Im Straßenrennen über 258,5 Kilometer, in dem Deutschland seit 1966 auf einen Nachfolger des vor zwei Jahren verstorbenen Rudi Altig wartet, sieht Schachmann andere Nationen klar im Vorteil: Frankreich mit Julian Alaphilippe, Italien mit Vincenzo Nibali, Spanien mit Alejandro Valverde oder Großbritannien mit Vuelta-Sieger Simon Yates. Ein Fragezeichen steht hinter dem Dreifach-Champion Peter Sagan. Laut Teamchef Ralph Denk ist sein Superstar mit rund 80 Kilogramm zwar «zu schwer» für den Höllenkurs, «aber bei ihm weiß man nie».
Schachmann träumt von einem Szenario wie beim Frühjahrs-Klassiker Flèche Wallonne, bei dem er auf der gefürchteten Mauer von Huy lange in Führung lag, bis er im letzten Augenblick Platz für seinen Kapitän Alaphilippe machte. «Noch einmal so ein Moment und dann durchziehen - das wäre fantastisch.
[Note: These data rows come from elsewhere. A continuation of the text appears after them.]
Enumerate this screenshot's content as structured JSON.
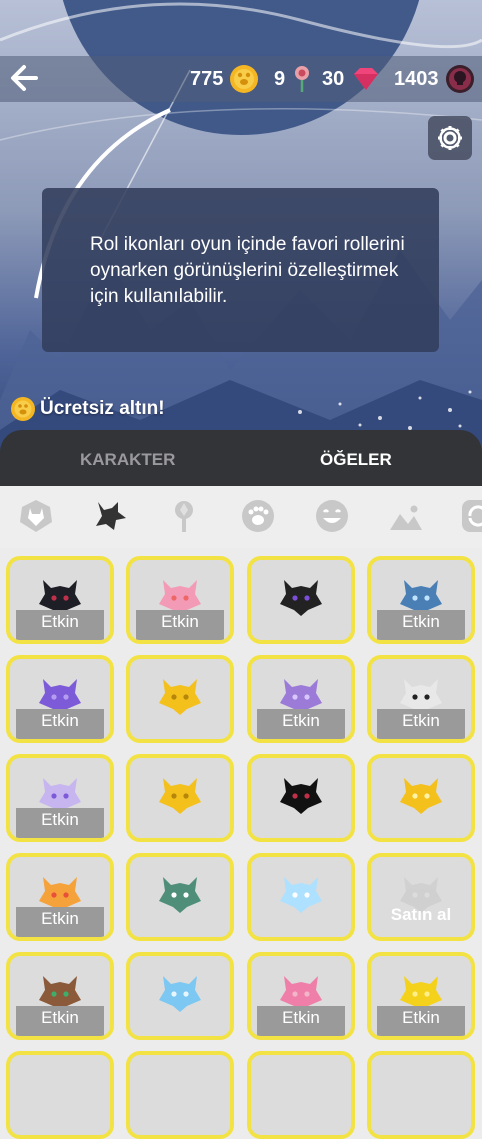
{
  "header": {
    "currencies": {
      "gold": "775",
      "roses": "9",
      "gems": "30",
      "points": "1403"
    }
  },
  "info_text": "Rol ikonları oyun içinde favori rollerini oynarken görünüşlerini özelleştirmek için kullanılabilir.",
  "free_gold": "Ücretsiz altın!",
  "tabs": [
    {
      "label": "KARAKTER",
      "active": false
    },
    {
      "label": "ÖĞELER",
      "active": true
    }
  ],
  "categories": [
    "wolf-head-icon",
    "wolf-icon",
    "rose-icon",
    "paw-icon",
    "emoji-icon",
    "landscape-icon",
    "refresh-icon"
  ],
  "colors": {
    "accent": "#f3e243",
    "tab_bg": "#333437",
    "overlay": "#9a9a9a"
  },
  "items": [
    {
      "name": "item-wolf-red-eyes",
      "label": "Etkin",
      "color": "#1e1e26",
      "accent": "#c0304a"
    },
    {
      "name": "item-wolf-pink-bandage",
      "label": "Etkin",
      "color": "#f39bb6",
      "accent": "#e66"
    },
    {
      "name": "item-wolf-rainbow",
      "label": "",
      "color": "#222",
      "accent": "#7b4fd6"
    },
    {
      "name": "item-wolf-blue-ice",
      "label": "Etkin",
      "color": "#4a7fb5",
      "accent": "#bfe3ff"
    },
    {
      "name": "item-purple-hood",
      "label": "Etkin",
      "color": "#7d5ad8",
      "accent": "#b59cf0"
    },
    {
      "name": "item-yellow-hood",
      "label": "",
      "color": "#f4c01c",
      "accent": "#b5860a"
    },
    {
      "name": "item-wolf-purple",
      "label": "Etkin",
      "color": "#9b7ad8",
      "accent": "#d9c6ff"
    },
    {
      "name": "item-white-spirit",
      "label": "Etkin",
      "color": "#e8e8e8",
      "accent": "#222"
    },
    {
      "name": "item-purple-eye",
      "label": "Etkin",
      "color": "#c7b5f0",
      "accent": "#7d5ad8"
    },
    {
      "name": "item-yellow-eye",
      "label": "",
      "color": "#f4c01c",
      "accent": "#b5860a"
    },
    {
      "name": "item-dark-eye",
      "label": "",
      "color": "#111",
      "accent": "#c0304a"
    },
    {
      "name": "item-gold-bones",
      "label": "",
      "color": "#f4c01c",
      "accent": "#fff3a8"
    },
    {
      "name": "item-orange-wolf-bones",
      "label": "Etkin",
      "color": "#f5a23b",
      "accent": "#e8503a"
    },
    {
      "name": "item-green-wolf-bones",
      "label": "",
      "color": "#4f8f7a",
      "accent": "#fff"
    },
    {
      "name": "item-ice-bones",
      "label": "",
      "color": "#aee0ff",
      "accent": "#fff"
    },
    {
      "name": "item-faded-wolf",
      "label": "Satın al",
      "color": "#bcbcbc",
      "accent": "#ddd",
      "faded": true
    },
    {
      "name": "item-brown-wolf",
      "label": "Etkin",
      "color": "#8a5a3a",
      "accent": "#3fae6a"
    },
    {
      "name": "item-ice-drop",
      "label": "",
      "color": "#7cc8f2",
      "accent": "#e6f6ff"
    },
    {
      "name": "item-pink-unicorn",
      "label": "Etkin",
      "color": "#ef7fa8",
      "accent": "#f3b5c9"
    },
    {
      "name": "item-jester-hat",
      "label": "Etkin",
      "color": "#f4d21c",
      "accent": "#ffef8a"
    }
  ]
}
Aber wahrscheinlich ist das Rennen eine Nummer zu groß», meinte der deutsche Rundfahrt-Hoffnungsträger, der 2019 sein Tour-de-France-Debüt plant.
Im Vorjahr musste der BDR bei der WM in Bergen mit der Silbermedaille durch Lennard Kämna zufrieden sein. Nach Gold im Teamzeitfahren mit Sunweb fuhr er im U23-Straßenrennen auf Rang zwei. Der hoffnungsvolle Jungprofi steht auch 2018 wieder im WM-Aufgebot. Kämna bestreitet das U23-Einzelzeitfahren am Montag und dann am kommenden Freitag das Straßenrennen der U23-Klasse.
Bei den Frauen rechnen sich die Ex-Weltmeisterinnen Lisa Brennauer (Kempten) und Trixi Worrack (Cottbus), die als EM-Dritte überraschte, Chancen im Kampf gegen die Uhr aus. Die 36 Jahre alte Cottbuserin bestreitet nach ihrer Premiere 1998 als Juniorin ihre 21. WM in Folge. Beide starten auch im Straßenrennen.